About the Held Mother…
When I think about some of my heaviest moments in early postpartum, I picture myself in a dark room during witching hour, bouncing on a yoga ball for hours on end because it was the only way to keep my son calm, silently sobbing, absolutely desperate for someone to come in and hold me.
The first three months of motherhood were by far the hardest of my life. I felt raw, completely opened up emotionally, confused, lost, and painfully alone. Here I was, expected to care for this newborn I’d waited my entire life for, but I had never felt more like a newborn myself. I desperately needed someone to come in, to take my baby, to care for me. I desperately needed to be held.

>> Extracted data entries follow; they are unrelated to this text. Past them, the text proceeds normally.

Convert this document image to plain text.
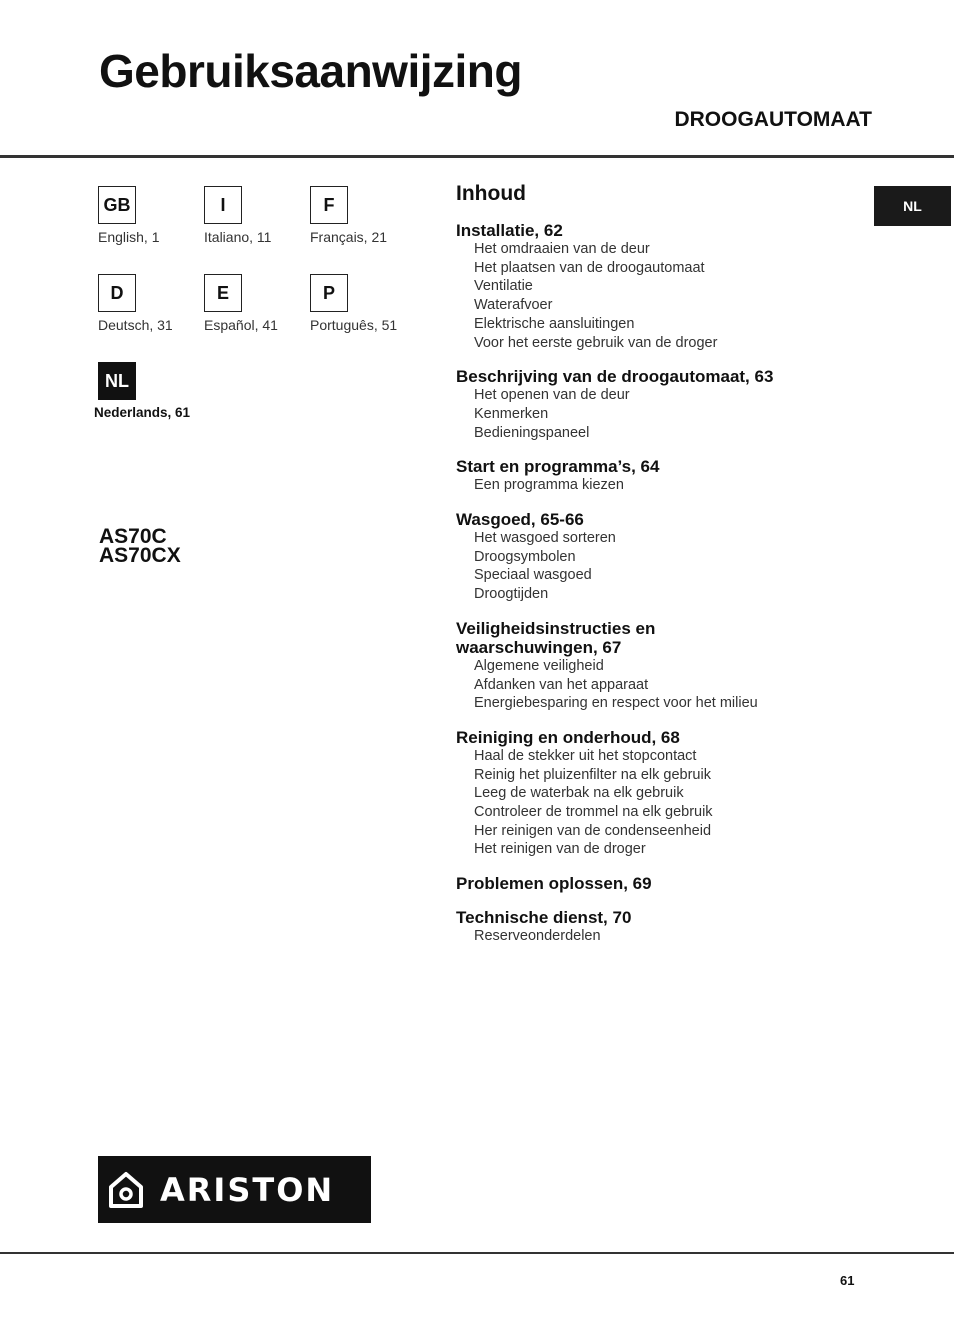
Gebruiksaanwijzing
DROOGAUTOMAAT
GB
English, 1
I
Italiano, 11
F
Français, 21
D
Deutsch, 31
E
Español, 41
P
Português, 51
NL
Nederlands, 61
AS70C
AS70CX
Inhoud
Installatie, 62
Het omdraaien van de deur
Het plaatsen van de droogautomaat
Ventilatie
Waterafvoer
Elektrische aansluitingen
Voor het eerste gebruik van de droger
Beschrijving van de droogautomaat, 63
Het openen van de deur
Kenmerken
Bedieningspaneel
Start en programma’s, 64
Een programma kiezen
Wasgoed, 65-66
Het wasgoed sorteren
Droogsymbolen
Speciaal wasgoed
Droogtijden
Veiligheidsinstructies en
waarschuwingen, 67
Algemene veiligheid
Afdanken van het apparaat
Energiebesparing en respect voor het milieu
Reiniging en onderhoud, 68
Haal de stekker uit het stopcontact
Reinig het pluizenfilter na elk gebruik
Leeg de waterbak na elk gebruik
Controleer de trommel na elk gebruik
Her reinigen van de condenseenheid
Het reinigen van de droger
Problemen oplossen, 69
Technische dienst, 70
Reserveonderdelen
NL
ARISTON
61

I know for a fact that every other mother has felt this exact same way at some point in their mothering journey. We have a baby and suddenly we are expected to “enjoy every moment”, to instantly bond with our baby, to forget our birth experience, to give up all of our hobbies, to have the answer to every mothering question because we should just know how to mother without any previous experience, to silently navigate the road of matrescence, all while holding two lives together at the same time.
This isn’t right, and it isn’t possible. We all need help, elder wisdom, solitude, space to process, passions, knowledge. We mothers all need to be held sometimes. I’m here to do that for you, to remind you that you were never meant to do this by yourself; to hold you the way you deserve to be held.